Blanchette has a stark warning for employers who doubt the importance of strategic workforce auditing: do it now or get left behind.
“Any organization who is introducing AI without investing in building skills, in redesigning roles and doing workforce planning, they're not doing transformation,” he says.
“They are doing layoffs with extra steps, because they're losing expertise, and they're not really planning for what's going to come after … we need to be pairing any automation with a transition plan. If you know ahead of time, you can decide in advance who will stay, who is useful, who will be deployed between upscales.”
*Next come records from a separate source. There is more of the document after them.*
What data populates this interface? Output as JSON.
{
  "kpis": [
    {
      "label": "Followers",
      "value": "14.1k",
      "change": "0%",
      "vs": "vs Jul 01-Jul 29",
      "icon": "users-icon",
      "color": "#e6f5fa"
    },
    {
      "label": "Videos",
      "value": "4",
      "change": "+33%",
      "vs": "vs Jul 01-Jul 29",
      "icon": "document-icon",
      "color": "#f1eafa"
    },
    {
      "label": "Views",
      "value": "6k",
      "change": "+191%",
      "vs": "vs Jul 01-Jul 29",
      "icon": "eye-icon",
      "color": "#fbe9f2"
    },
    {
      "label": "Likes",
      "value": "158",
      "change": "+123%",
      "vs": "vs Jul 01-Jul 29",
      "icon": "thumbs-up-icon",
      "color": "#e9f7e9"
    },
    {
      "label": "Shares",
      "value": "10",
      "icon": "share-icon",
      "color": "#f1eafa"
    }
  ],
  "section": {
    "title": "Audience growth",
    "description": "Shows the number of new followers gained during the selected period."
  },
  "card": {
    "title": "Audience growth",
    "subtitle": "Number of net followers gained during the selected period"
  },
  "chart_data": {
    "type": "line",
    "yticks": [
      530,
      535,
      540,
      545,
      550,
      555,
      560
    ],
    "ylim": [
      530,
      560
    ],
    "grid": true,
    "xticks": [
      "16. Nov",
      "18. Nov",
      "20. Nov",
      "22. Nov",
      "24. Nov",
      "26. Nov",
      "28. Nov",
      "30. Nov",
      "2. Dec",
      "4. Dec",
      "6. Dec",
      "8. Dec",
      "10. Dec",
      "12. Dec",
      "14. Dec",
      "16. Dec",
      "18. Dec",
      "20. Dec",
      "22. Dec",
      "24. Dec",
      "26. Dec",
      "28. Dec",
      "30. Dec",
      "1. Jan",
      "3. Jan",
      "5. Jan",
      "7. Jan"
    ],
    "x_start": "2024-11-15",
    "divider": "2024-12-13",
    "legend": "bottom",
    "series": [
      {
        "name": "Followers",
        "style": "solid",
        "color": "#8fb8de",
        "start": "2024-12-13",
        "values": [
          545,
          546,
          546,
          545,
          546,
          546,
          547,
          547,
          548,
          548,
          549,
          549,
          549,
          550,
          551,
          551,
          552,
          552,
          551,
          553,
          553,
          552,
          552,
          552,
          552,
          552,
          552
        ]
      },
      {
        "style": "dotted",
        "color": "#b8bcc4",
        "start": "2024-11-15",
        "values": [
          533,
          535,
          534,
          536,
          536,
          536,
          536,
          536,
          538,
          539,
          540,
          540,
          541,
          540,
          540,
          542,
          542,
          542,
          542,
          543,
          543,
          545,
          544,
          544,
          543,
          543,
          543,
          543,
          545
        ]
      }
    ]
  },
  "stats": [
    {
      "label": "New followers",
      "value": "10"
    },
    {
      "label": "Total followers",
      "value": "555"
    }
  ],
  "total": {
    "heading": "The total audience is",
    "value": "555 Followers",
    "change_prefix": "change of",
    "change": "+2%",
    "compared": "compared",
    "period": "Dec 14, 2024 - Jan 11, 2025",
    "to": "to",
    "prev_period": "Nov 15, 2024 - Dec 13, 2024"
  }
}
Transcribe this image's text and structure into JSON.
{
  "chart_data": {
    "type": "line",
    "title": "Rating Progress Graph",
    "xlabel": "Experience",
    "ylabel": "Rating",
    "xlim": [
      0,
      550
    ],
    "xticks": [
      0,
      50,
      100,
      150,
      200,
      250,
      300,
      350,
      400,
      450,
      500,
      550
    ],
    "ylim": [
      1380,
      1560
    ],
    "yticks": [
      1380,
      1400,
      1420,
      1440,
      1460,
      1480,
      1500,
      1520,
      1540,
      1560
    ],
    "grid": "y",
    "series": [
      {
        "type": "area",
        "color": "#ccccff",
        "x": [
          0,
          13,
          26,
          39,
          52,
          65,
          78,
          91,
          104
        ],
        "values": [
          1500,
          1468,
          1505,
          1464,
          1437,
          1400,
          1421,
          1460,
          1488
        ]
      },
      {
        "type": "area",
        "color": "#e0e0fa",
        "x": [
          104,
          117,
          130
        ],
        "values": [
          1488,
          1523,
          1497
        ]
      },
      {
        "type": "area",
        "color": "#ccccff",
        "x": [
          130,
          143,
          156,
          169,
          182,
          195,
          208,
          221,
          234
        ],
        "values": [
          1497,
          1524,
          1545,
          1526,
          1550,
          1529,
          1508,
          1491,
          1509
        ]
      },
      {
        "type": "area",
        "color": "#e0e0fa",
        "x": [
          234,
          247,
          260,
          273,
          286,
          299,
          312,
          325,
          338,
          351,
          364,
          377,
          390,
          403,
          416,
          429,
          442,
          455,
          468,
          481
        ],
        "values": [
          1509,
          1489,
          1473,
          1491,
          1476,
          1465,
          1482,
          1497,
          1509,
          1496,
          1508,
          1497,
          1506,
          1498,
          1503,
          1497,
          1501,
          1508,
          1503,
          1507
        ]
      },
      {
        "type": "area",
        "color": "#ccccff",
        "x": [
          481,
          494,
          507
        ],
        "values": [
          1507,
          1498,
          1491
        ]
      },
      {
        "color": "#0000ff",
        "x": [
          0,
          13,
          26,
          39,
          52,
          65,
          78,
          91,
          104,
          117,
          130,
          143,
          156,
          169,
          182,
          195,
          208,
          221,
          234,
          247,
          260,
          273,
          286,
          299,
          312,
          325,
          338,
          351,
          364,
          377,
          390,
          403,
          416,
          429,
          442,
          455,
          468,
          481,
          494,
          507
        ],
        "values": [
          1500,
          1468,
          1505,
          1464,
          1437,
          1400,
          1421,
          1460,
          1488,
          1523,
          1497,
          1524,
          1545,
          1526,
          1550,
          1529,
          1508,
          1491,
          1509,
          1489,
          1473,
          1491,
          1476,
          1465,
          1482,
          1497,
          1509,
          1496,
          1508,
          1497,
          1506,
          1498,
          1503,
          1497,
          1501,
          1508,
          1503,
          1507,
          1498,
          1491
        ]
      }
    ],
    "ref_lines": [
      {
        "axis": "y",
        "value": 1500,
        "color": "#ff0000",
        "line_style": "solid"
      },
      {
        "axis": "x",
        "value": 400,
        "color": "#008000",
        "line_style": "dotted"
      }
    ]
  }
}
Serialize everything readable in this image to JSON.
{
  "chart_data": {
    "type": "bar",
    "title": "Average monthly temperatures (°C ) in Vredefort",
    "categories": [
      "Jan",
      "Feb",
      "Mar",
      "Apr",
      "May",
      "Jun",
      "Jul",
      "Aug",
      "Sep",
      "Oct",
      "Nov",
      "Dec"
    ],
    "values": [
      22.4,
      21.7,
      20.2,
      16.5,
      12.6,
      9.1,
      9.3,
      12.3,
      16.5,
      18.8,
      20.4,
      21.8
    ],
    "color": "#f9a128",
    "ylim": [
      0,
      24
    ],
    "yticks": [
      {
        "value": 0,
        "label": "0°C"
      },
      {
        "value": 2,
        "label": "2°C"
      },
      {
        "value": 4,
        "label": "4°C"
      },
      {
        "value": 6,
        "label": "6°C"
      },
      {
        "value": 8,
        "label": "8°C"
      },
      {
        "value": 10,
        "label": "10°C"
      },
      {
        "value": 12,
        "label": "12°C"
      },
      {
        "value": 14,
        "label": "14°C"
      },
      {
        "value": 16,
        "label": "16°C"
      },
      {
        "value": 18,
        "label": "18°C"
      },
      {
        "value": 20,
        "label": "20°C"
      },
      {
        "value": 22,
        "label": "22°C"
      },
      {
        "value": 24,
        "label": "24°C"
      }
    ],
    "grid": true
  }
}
Training and supervision become core competencies
Steel emphasizes that rather than seeing AI automation as cost-cutting measures, employers should be investing in training and supervision; any gains in productivity will depend on workers being capable of using AI effectively.
Without this supervisory investment, he adds, organizations gain a tool but lose the human oversight that ensures it is being used appropriately.
This means incorporating AI use into regular performance assessment, not seeing it as an “extra” that isn’t regulated or monitored, says Steel: “You have to manage that performance: Are they performing with AI correctly? Are they using it correctly? Are they vetting it correctly? And that's going to be a large thing."
Blanchette emphasizes a final critical point: for many Canadian organizations, the stakes are heightened by the reality that they cannot simply recruit their way out of skills shortages. This places even more emphasis on upskilling, which he says is not being done enough by Canadian employers.
“They still hope that they will be able to recruit the person with the right skills, and that's wishful thinking,” he says.
“AI is here to stay, so we need to really create the ecosystems to explore it and implement it in a healthy, ethical and also sustainable way.”